Sometimes it can be difficult to do the things you want or feel overwhelmed by your loved ones, when they are there for you and working at a place you love. You can be satisfied with your lifestyle. If you look at other people’s situations, the conditions you find yourself in might seem worse. He said that it was complete spoilage to feel bad about the things I have right now, when there are so much good in my life. I don’t know where to start.” An idea can be developed like

Even if there are many things going on WellIt is possible to feel tired, frustrated, unhappy, or completely lost. This doesn’t mean that you shouldn’t be grateful for the people and things in your life. According to research, it is an essential part of our lives. Romantic relationships Sometimes we love the other person very much, but don’t want to spend too much time with them the next day. These feelings indicate that we might be able to love and support each other. You need a break Our website may not be updated from time-to-time. Relationship or life is not feeling grateful or going poorly. This is a normal human need.

Both can live in the present and set goals for the future.

“Don’t lose your moment, it won’t return again,” and “If we focus on the future, we can’t live with the present.” You Must have heard or read These words were spoken before. You might have said those words to yourself. Studies show that living in the present, not clinging on to the past, is a better way to be mentally present when we are physically growing. our well-being. However, it has been shown that those who set goals for the future, and who work towards them, are happier. And in other words: Living in the moment while living for the future This is the best for our health and well-being.
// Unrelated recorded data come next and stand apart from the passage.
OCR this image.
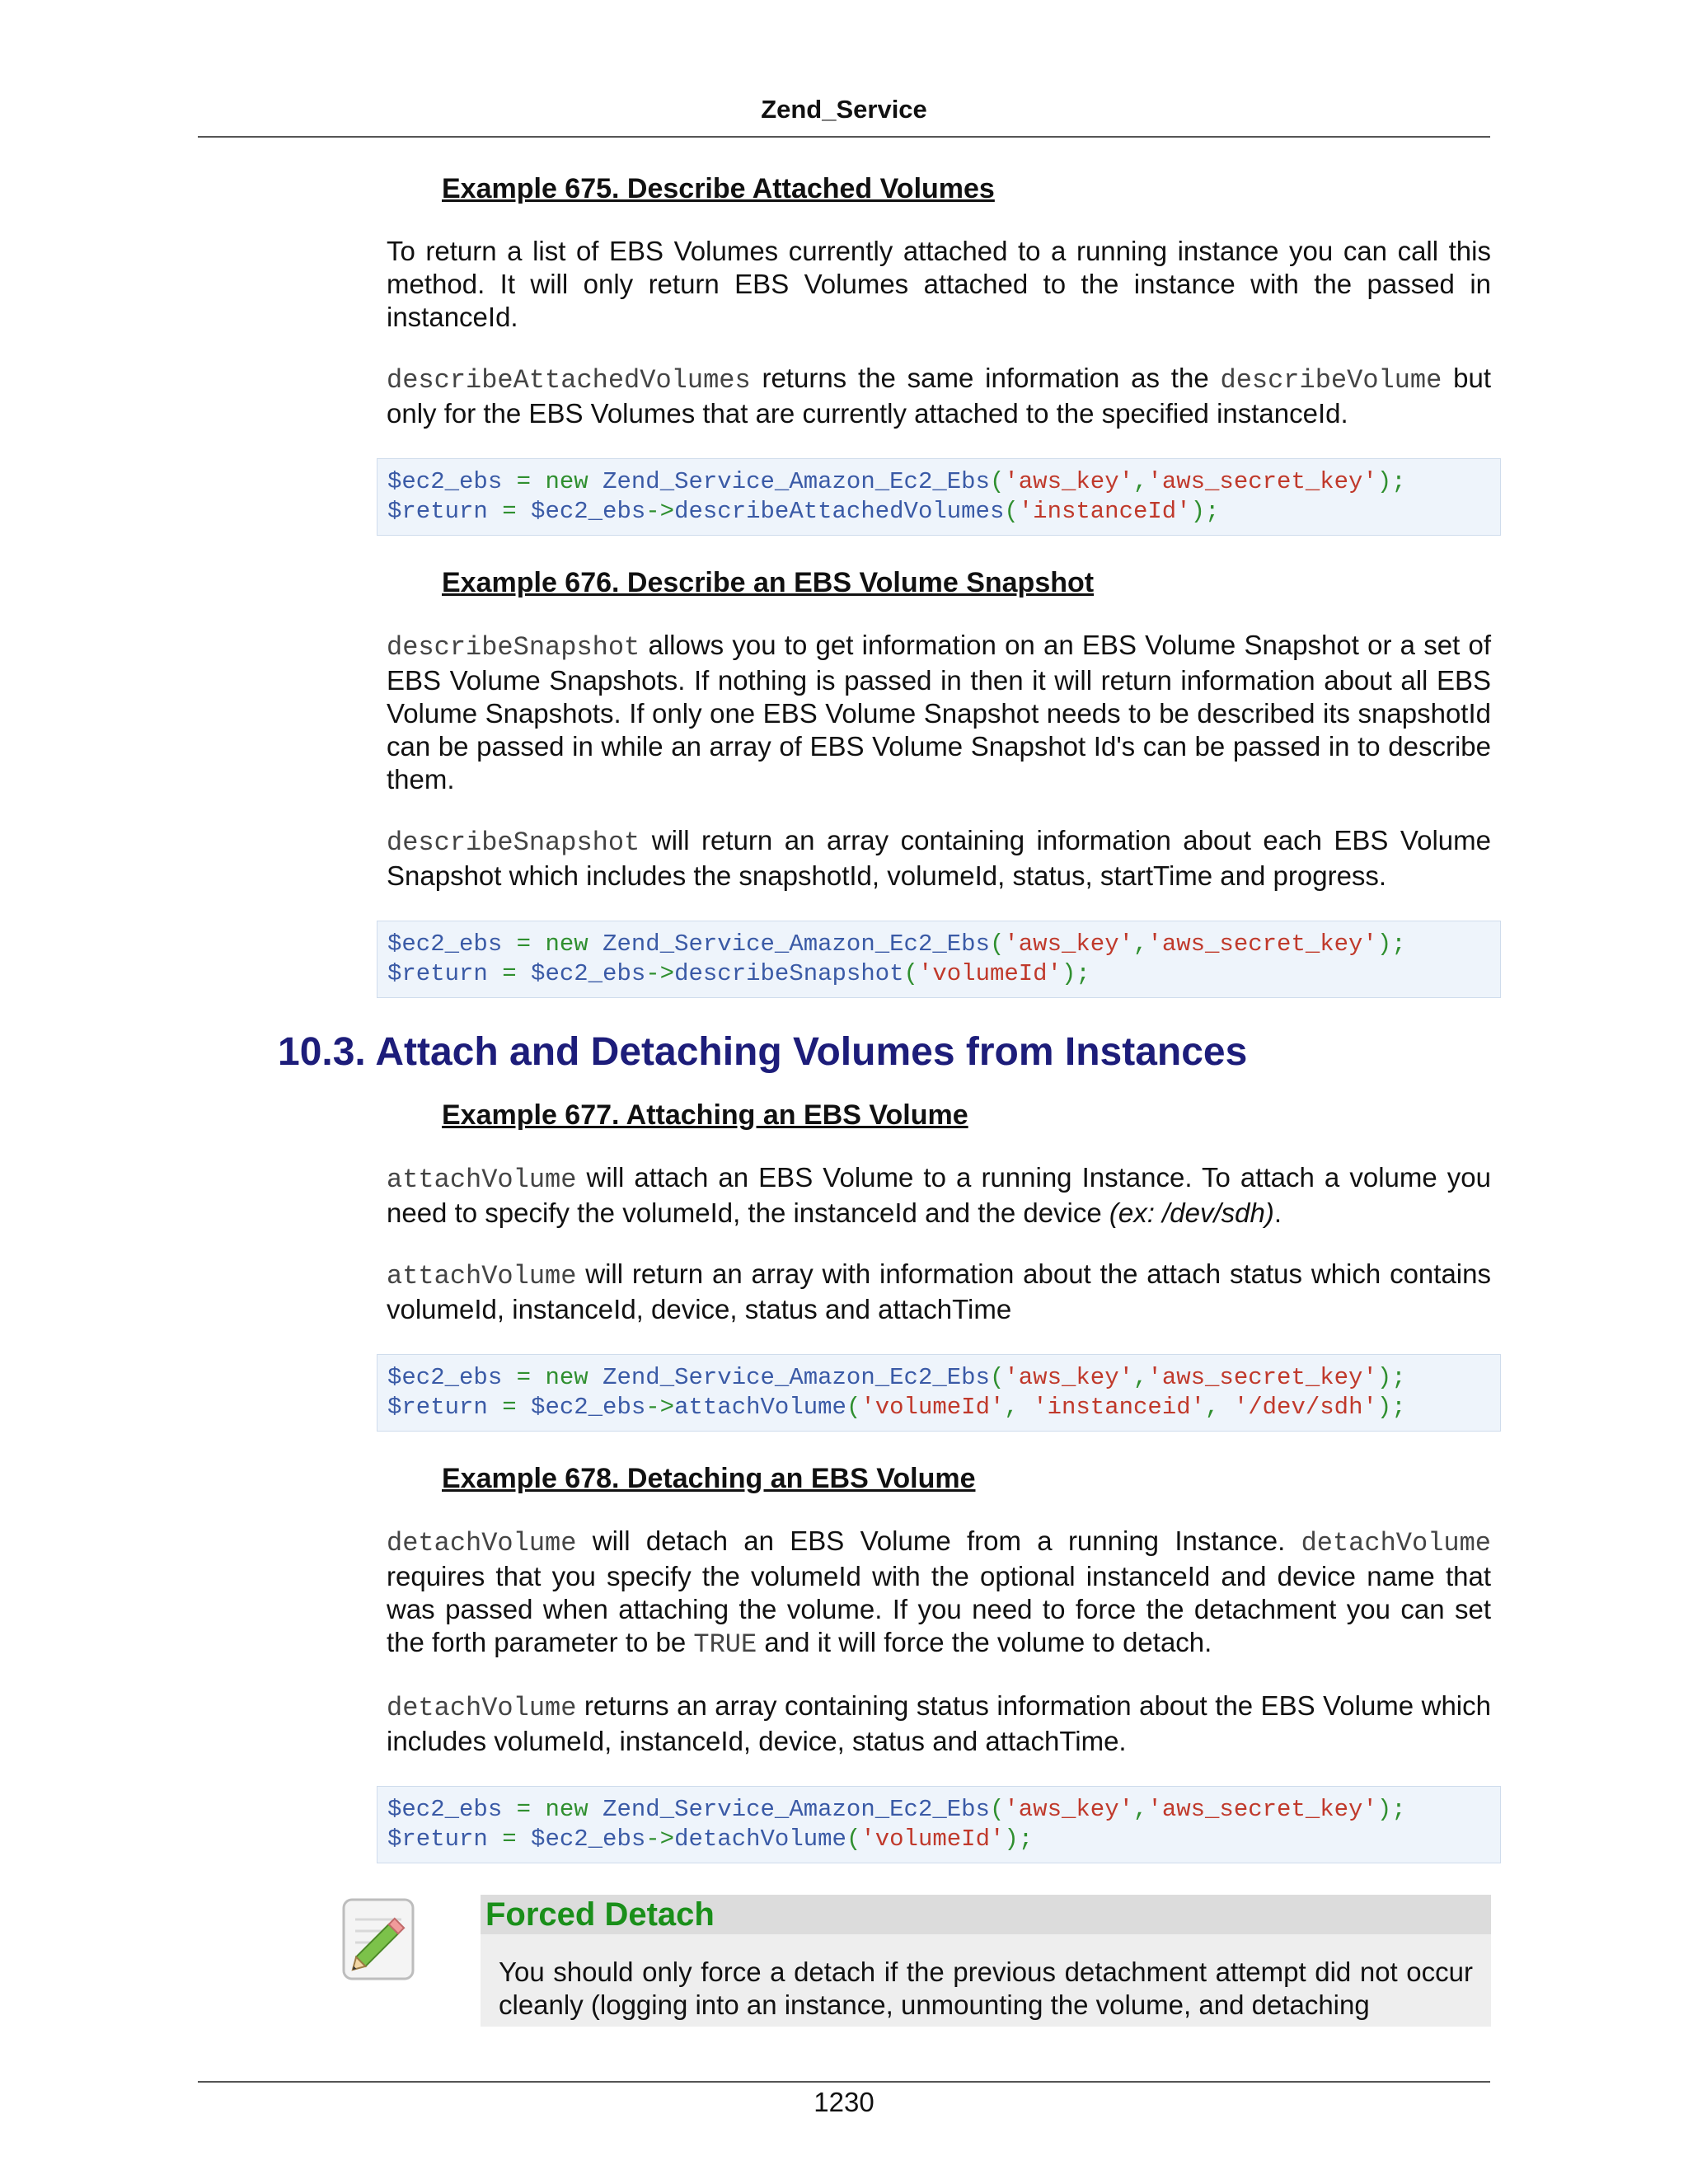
Zend_Service
Example 675. Describe Attached Volumes

To return a list of EBS Volumes currently attached to a running instance you can call this method. It will only return EBS Volumes attached to the instance with the passed in instanceId.

describeAttachedVolumes returns the same information as the describeVolume but only for the EBS Volumes that are currently attached to the specified instanceId.

$ec2_ebs = new Zend_Service_Amazon_Ec2_Ebs('aws_key','aws_secret_key');
$return = $ec2_ebs->describeAttachedVolumes('instanceId');
Example 676. Describe an EBS Volume Snapshot

describeSnapshot allows you to get information on an EBS Volume Snapshot or a set of EBS Volume Snapshots. If nothing is passed in then it will return information about all EBS Volume Snapshots. If only one EBS Volume Snapshot needs to be described its snapshotId can be passed in while an array of EBS Volume Snapshot Id's can be passed in to describe them.

describeSnapshot will return an array containing information about each EBS Volume Snapshot which includes the snapshotId, volumeId, status, startTime and progress.

$ec2_ebs = new Zend_Service_Amazon_Ec2_Ebs('aws_key','aws_secret_key');
$return = $ec2_ebs->describeSnapshot('volumeId');
10.3. Attach and Detaching Volumes from Instances
Example 677. Attaching an EBS Volume

attachVolume will attach an EBS Volume to a running Instance. To attach a volume you need to specify the volumeId, the instanceId and the device (ex: /dev/sdh).

attachVolume will return an array with information about the attach status which contains volumeId, instanceId, device, status and attachTime

$ec2_ebs = new Zend_Service_Amazon_Ec2_Ebs('aws_key','aws_secret_key');
$return = $ec2_ebs->attachVolume('volumeId', 'instanceid', '/dev/sdh');
Example 678. Detaching an EBS Volume

detachVolume will detach an EBS Volume from a running Instance. detachVolume requires that you specify the volumeId with the optional instanceId and device name that was passed when attaching the volume. If you need to force the detachment you can set the forth parameter to be TRUE and it will force the volume to detach.

detachVolume returns an array containing status information about the EBS Volume which includes volumeId, instanceId, device, status and attachTime.

$ec2_ebs = new Zend_Service_Amazon_Ec2_Ebs('aws_key','aws_secret_key');
$return = $ec2_ebs->detachVolume('volumeId');
Forced Detach
You should only force a detach if the previous detachment attempt did not occur cleanly (logging into an instance, unmounting the volume, and detaching
1230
This is because it doesn’t seem like being someone who enjoys the moment and focuses on the past contradicts being someone who has dreams for the future. These two components seem to complement one another, rather than be a contradiction.
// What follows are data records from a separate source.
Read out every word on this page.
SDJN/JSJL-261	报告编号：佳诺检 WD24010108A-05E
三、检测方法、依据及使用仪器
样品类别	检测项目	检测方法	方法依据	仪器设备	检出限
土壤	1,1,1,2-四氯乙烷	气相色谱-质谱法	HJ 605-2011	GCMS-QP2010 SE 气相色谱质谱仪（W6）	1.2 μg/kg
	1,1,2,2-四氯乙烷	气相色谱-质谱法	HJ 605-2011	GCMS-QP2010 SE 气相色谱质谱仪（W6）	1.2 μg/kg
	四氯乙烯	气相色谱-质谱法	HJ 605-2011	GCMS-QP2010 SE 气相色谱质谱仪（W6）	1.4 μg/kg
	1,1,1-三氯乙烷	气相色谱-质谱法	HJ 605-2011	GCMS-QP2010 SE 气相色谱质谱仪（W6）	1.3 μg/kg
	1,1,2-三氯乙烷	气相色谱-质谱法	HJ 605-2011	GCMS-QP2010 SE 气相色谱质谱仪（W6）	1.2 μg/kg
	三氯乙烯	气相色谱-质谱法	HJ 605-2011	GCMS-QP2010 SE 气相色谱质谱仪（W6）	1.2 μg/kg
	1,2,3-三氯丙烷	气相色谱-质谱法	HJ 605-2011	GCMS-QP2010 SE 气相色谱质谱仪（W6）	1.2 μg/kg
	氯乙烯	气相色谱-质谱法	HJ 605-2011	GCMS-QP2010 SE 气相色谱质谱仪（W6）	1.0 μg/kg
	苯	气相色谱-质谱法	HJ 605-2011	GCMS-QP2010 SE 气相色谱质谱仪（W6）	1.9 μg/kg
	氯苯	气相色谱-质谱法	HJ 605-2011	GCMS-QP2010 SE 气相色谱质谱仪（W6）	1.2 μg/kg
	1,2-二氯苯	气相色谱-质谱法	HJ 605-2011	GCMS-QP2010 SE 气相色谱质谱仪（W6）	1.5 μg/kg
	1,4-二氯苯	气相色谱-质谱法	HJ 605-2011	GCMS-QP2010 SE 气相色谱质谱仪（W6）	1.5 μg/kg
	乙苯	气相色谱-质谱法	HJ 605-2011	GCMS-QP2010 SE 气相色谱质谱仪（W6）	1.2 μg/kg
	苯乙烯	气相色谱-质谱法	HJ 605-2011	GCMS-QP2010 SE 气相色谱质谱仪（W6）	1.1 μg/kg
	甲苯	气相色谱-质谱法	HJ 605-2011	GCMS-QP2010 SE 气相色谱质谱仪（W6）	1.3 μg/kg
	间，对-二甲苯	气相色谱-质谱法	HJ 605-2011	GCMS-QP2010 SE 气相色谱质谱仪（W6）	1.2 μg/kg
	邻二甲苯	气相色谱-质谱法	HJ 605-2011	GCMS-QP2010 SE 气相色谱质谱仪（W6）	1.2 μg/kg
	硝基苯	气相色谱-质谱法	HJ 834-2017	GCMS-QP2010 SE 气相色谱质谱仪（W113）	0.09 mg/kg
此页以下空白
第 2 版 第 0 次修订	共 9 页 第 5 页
Be there for your loved ones and friends when they are in need, and make time for you.

Did you ever put your worries aside and hold his hand when he got upset because a friend told you he was horrible? Or did you Spend time You could work with them to save your family from being broken when you had so many things to accomplish? Or do you Have you ever given up something that was important to you? Do you want your partner to be happier? These can all be border violations in relationships. Sometimes, what we do to help others, make them feel better or not hurt, can be a way to show kindness. cause us sadness. This has a negative impact on our relationship at the final. every day. We are often the ones who cause pain or upset. Negative reflections on the relationship. If we take time for ourselves, and do the things we enjoy, it does not make us selfish. You can actually be selfish. Maintain relationships Better is to keep our hearts warm first.